Cognitive Load Theorie
Messmethoden
Physiologische Indikatoren
Physiologische Messverfahren nehmen an, dass Veränderungen in der kognitiven Belastung sich in physiologischen Kennwerten widerspiegeln (Sweller et al., 1998). Dabei werden Veränderungen folgender Parameter gemessen (Roskam et al., 2002; Sweller et al., 1998; vgl. auch Van Gog, Kester, Nievelstein, Giesbers und Paas, 2009):
- Atmung
- Augenaktivität (z.B. Augendilatation, d.h. Ausdehnung der Augen, Fixatio-nen und Sakkaden, d.h. Blickfokussierungen und Blickwechsel, Wimpern-schläge usw.)
- Blutdruck
- Gehirnaktivität (z.B. EEG, ERP)
- Hautleitfähigkeit
- Herzrate und deren Variabilität
- Hormonhaushalt (z.B. Adrenalin, Noradrenalin, Cortisol)
Sensitivität und Diagnostizität
Die verschiedenen Verfahren zur Messung des Cognitive Load werden in der Literatur zumeist hinsichtlich ihrer Sensitivität und Diagnostizität miteinander verglichen (O'Donnell und Eggemeier, 1986; Verwey und Veltman, 1996):
- Sensitivität: Sensitivität bezeichnet in diesem Zusammenhang, ob und wie gut das Mess-verfahren unterschiedliche Ausprägungen kognitiver Belastung voneinander unterscheiden kann.
- Diagnostizität: Diagnostizität bezieht sich hingegen in diesem Kontext auf das Ausmaß, ob und wie gut das Messverfahren verschiedene Arten des Workload differenzieren kann (Verwey und Veltman, 1996).
Bewertung verschiedener Messverfahren
Grundsätzlich sind aufgaben- und leistungsbasierte Indikatoren sowie subjektive Ratingskalen hinsichtlich der Sensitivität und Diagnostizität physiologischen Indikatoren bei der Messung des CL überlegen (Casali und Wierwille, 1984; Hicks und Wierwille, 1979; Paas, Tuovinen, Tabbers und Van Gerven, 2003; Roskam et al., 2002; Sweller et al., 1998; Verwey und Veltman, 1996).

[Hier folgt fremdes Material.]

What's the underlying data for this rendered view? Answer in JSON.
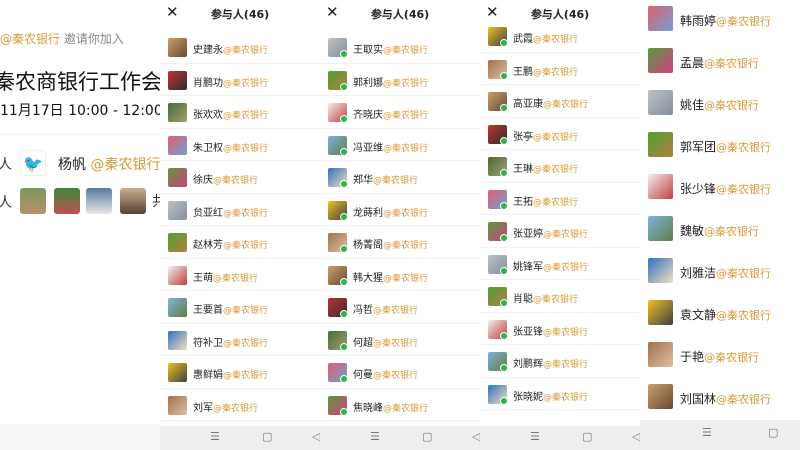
{
  "panel1": {
    "inviter_org": "@秦农银行",
    "inviter_text": " 邀请你加入",
    "title": "秦农商银行工作会",
    "time": "11月17日 10:00 - 12:00",
    "host_label": "人",
    "host_name": "杨帆",
    "host_org": " @秦农银行",
    "participants_label": "人",
    "more": "共"
  },
  "header": {
    "title": "参与人(46)",
    "close": "✕"
  },
  "org": "@秦农银行",
  "panel2": [
    "史建永",
    "肖鹏功",
    "张欢欢",
    "朱卫权",
    "徐庆",
    "贠亚红",
    "赵林芳",
    "王萌",
    "王要首",
    "符补卫",
    "惠鲜娟",
    "刘军"
  ],
  "panel3": [
    "王取实",
    "郭利娜",
    "齐晓庆",
    "冯亚维",
    "郑华",
    "龙蒔利",
    "杨菁阁",
    "韩大猩",
    "冯哲",
    "何超",
    "何曼",
    "焦晓峰"
  ],
  "panel4": [
    "武霞",
    "王鹏",
    "高亚康",
    "张亭",
    "王琳",
    "王拓",
    "张亚婷",
    "姚锋军",
    "肖聪",
    "张亚锋",
    "刘鹏辉",
    "张晓妮"
  ],
  "panel5": [
    "韩雨婷",
    "孟晨",
    "姚佳",
    "郭军团",
    "张少锋",
    "魏敏",
    "刘雅洁",
    "袁文静",
    "于艳",
    "刘国林"
  ],
  "nav": {
    "menu": "☰",
    "home": "▢",
    "back": "◁"
  },
  "colors": {
    "accent": "#d89a3a",
    "check": "#2fb34a"
  }
}
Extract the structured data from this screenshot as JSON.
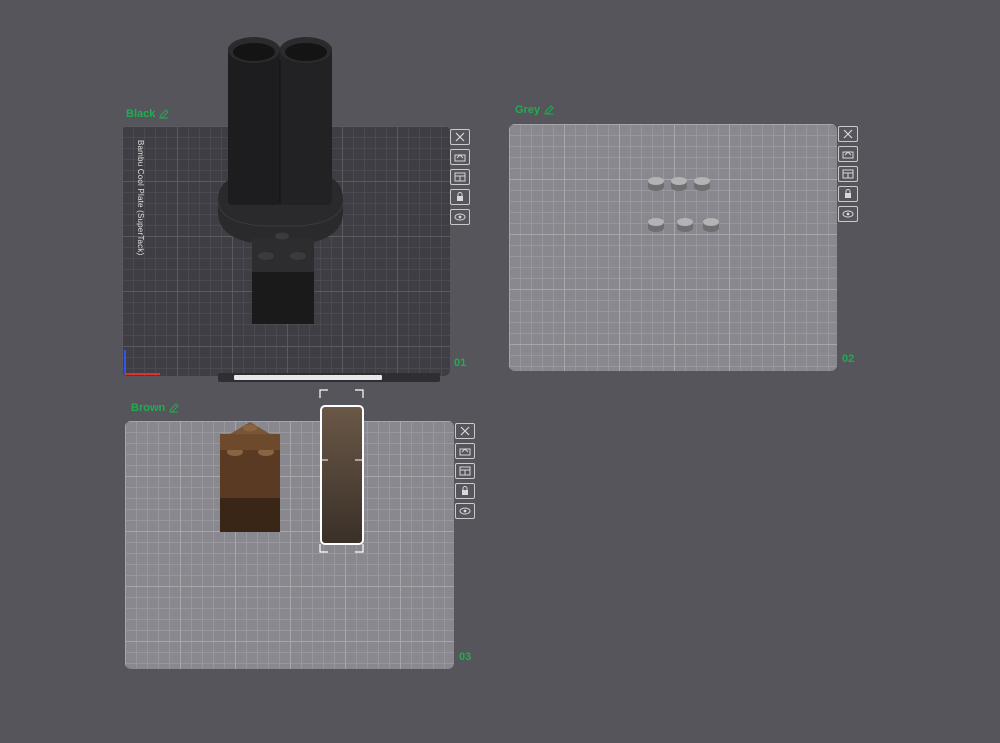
{
  "plates": [
    {
      "name": "Black",
      "number": "01",
      "bed_label": "Bambu Cool Plate (SuperTack)",
      "theme": "dark"
    },
    {
      "name": "Grey",
      "number": "02",
      "theme": "light"
    },
    {
      "name": "Brown",
      "number": "03",
      "theme": "light"
    }
  ],
  "plate_toolbar_icons": [
    "close-icon",
    "auto-orient-icon",
    "arrange-icon",
    "lock-icon",
    "eye-icon"
  ],
  "colors": {
    "background": "#55555b",
    "label_green": "#1fae4f",
    "black_filament": "#1e1e1f",
    "grey_filament": "#8a8a8d",
    "brown_filament": "#5a3a22",
    "selection": "#ffffff"
  },
  "slicing_progress": 0.78
}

Physiologische Messverfahren sind wenn überhaupt nur für Messungen der kognitiven Belastung über längere Zeitintervalle geeignet, während sie Workload-Spitzen in besonders belastenden Situationen nicht präzise abbilden können (Roskam et al., 2002). Zudem ist der Aufwand bei physiologischen Messungen zum Teil deutlich größer als bei aufgaben- bzw. leistungsbasierten Indikatoren und Ratingskalen. Daher sollte meiner Meinung nach auf physiologische Indikatoren bei der Erfassung des CL in der E-Learning Forschung eher verzichtet werden.
Aber auch bei den anderen Verfahren ergeben sich Probleme bei der Messung der kognitiven Belastung. So ist die erfasste Leistung der Lernenden schon allein deshalb nicht mit dem CL gleichzusetzen, da eine höhere aufgabenbasierte Belastung (mental load) durch eine Erhöhung der lernerbasierten Anstrengung (mental effort) kompensiert werden kann (siehe hierzu: kompensatorische Anstrengung; z.B. Gaillard, 1992; Hockey, 1979, 1993). Bei den subjektiven Verfahren zeigen sich mitunter Schwächen bezüglich des Kriteriums der Diagnostizität. NASA-TLX und RSME (siehe oben) schneiden bei den Ratingskalen besonders gut im Vergleich zu den anderen subjektiven Indikatoren bei den oben aufgeführten Kriterien ab (Hill et al., 1992; Verwey und Veltman, 1996).
Zusammenfassende Bewertung
Zusammenfassend bietet sich bei der Messung des Cognitive Load eine Kombination aus aufgaben- und leistungsbasierten Indikatoren sowie subjektiven Ratingskalen an, wobei aus oben genannten Gründen besonders der NASA-TLX oder der RSME Anwendung finden sollte. Auch die Messung nach Paas (1992) erscheint aufgrund der guten Reliabilitätswerte (Maß für die Zuverlässigkeit bzw. Genauigkeit der Messung) und vorhandenen Kriteriumsvalidität (Maß für die Übereinstimmung des Testergebnisses mit anderen Kriterien, die das Merkmal ebenfalls erfassen) geeignet (Van Gog und Paas, 2008).